Mir-X™ miRNA qRT-PCR SYBR^® Kits are complete, dual-function systems for performing first-strand cDNA synthesis and quantitative PCR (qPCR) to precisely measure the level of your favorite miRNAs. The kits are available in economical, large-sized formats that provide 200 or 600 qPCR reactions, and each kit includes a Mir-X miRNA First-Strand Synthesis Kit and SYBR^® Advantage^® qPCR Premix.  

Simple and Sensitive

A simple, single-step reaction uses an optimized mix of poly(A) polymerase and SMART™ MMLV Reverse Transcriptase to synthesize first-strand cDNA from your RNA sample (Figure 1). The cDNA is then specifically amplified and quantified by qPCR using your miRNA-specific primer and our SYBR Advantage^® qPCR Premix. Multiple miRNA species, as well as the mRNA targets of the miRNAs, can be amplified from a single cDNA sample. The system is extremely sensitive and able to detect miRNAs down to 50 copies.

Highly specific Detection

To demonstrate the specificity of Mir-X miRNA quantification we used a series of 8 highly similar synthetic Let7 miRNA variants (Figure 2). We first spiked each of the Let7 miRNAs into separate samples of yeast poly(A) ^+RNA and generated cDNA using the Mir-X single-tube reaction. We then tested a panel of variant-specific primers with each cDNA sample to determine each primer’s ability to specifically and individually quantify the Let7 subtypes in the cDNA sample. Despite the high degrees of similarity among the variants and the primers (Figure 2A), Mir-X qPCR was highly specific in detecting each Let7 variant (Figure 2B).

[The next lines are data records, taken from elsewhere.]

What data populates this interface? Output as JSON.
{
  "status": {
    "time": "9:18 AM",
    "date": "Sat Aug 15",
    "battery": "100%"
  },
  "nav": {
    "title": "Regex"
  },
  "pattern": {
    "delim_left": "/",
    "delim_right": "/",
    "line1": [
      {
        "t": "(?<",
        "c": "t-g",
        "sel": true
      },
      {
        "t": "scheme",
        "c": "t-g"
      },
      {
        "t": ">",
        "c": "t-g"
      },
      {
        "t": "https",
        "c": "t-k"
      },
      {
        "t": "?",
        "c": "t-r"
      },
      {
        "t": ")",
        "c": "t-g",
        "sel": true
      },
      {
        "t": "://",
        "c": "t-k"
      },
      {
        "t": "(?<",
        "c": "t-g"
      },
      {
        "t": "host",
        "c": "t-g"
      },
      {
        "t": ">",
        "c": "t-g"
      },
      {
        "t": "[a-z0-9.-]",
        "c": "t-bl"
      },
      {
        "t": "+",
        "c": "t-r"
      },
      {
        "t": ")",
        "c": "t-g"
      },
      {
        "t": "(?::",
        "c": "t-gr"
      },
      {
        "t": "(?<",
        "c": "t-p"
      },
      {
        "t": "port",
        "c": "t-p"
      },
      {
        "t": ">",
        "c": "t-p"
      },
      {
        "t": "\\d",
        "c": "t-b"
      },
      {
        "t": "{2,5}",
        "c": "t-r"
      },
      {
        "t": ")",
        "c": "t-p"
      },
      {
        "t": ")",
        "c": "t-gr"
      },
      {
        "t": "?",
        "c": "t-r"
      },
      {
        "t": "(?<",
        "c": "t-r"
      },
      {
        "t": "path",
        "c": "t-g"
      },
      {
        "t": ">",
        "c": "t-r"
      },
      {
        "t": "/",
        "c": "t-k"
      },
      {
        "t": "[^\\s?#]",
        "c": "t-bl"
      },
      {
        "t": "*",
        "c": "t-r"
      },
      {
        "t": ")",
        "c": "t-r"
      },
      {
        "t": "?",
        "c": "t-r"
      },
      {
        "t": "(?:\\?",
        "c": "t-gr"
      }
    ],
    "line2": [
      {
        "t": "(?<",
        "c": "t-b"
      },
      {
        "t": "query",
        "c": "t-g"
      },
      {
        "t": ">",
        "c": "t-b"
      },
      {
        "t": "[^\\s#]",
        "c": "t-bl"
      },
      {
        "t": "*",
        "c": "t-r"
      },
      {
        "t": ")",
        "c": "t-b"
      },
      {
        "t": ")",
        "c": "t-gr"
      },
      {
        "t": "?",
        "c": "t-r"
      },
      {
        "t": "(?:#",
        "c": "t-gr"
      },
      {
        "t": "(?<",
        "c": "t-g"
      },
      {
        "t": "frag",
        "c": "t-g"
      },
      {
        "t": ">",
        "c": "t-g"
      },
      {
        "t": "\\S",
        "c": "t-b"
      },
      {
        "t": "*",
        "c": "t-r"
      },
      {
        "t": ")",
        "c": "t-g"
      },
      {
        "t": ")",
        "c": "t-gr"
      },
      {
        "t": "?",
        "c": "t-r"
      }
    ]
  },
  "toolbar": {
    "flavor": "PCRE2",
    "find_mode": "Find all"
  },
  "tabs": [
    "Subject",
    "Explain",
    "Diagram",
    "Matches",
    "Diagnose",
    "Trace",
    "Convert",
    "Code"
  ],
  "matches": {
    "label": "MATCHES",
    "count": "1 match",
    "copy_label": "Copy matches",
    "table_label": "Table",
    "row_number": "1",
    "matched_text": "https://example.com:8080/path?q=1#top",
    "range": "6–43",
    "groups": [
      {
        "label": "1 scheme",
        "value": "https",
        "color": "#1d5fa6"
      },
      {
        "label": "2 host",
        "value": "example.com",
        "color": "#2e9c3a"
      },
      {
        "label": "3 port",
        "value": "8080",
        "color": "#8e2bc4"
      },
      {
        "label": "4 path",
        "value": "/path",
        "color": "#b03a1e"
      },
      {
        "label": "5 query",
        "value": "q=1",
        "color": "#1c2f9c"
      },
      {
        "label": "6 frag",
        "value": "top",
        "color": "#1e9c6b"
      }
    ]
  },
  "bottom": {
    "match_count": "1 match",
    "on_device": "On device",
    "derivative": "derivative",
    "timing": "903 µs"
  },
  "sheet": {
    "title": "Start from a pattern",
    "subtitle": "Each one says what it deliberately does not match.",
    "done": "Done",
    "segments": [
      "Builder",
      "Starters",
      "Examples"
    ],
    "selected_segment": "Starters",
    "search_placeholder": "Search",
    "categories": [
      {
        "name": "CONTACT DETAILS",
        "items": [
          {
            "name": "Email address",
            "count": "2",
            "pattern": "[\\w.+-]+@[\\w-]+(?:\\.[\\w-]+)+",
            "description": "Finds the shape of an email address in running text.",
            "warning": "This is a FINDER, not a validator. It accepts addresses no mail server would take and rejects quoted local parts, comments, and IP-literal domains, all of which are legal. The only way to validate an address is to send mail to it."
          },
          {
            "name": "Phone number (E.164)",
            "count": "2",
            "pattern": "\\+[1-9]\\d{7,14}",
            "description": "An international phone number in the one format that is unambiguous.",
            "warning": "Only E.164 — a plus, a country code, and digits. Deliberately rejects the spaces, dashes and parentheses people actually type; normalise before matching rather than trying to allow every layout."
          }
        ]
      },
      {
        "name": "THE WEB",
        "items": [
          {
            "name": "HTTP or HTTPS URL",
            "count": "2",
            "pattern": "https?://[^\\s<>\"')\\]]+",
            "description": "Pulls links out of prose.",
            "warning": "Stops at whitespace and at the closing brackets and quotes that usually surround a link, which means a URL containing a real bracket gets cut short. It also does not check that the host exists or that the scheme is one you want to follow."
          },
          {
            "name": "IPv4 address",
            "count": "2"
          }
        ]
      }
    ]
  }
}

For more information, see the Mir-X flyer.

 

 

 

 

Figure 1. Mir-X miRNA qRT-PCR SYBR Kits use a single-step, single-tube reaction to produce first-strand cDNA, which is then specifically and quantitatively amplified using a miRNA-specific primer and SYBR Advantage qPCR chemistry. In the Mir-X cDNA synthesis reaction, RNAs are poly(A)-tailed using poly(A) polymerase, and then copied using a modified oligo(dT) primer and SMART MMLV Reverse Transcriptase.

 

 

Figure 2. Specific quantification of Let7 miRNA variants. Using miRNA-specific primers (Panel A), Mir-X qRT-PCR was able to specifically detect and quantify each member of a series of 8 synthetic Let7 variants that had been spiked into a background of yest poly(A) ⁺ Panel B).The primers detected each of their corresponding Let7 miRNA cognates, but did not detect the off-target variants in 63 of 64 possible combinations.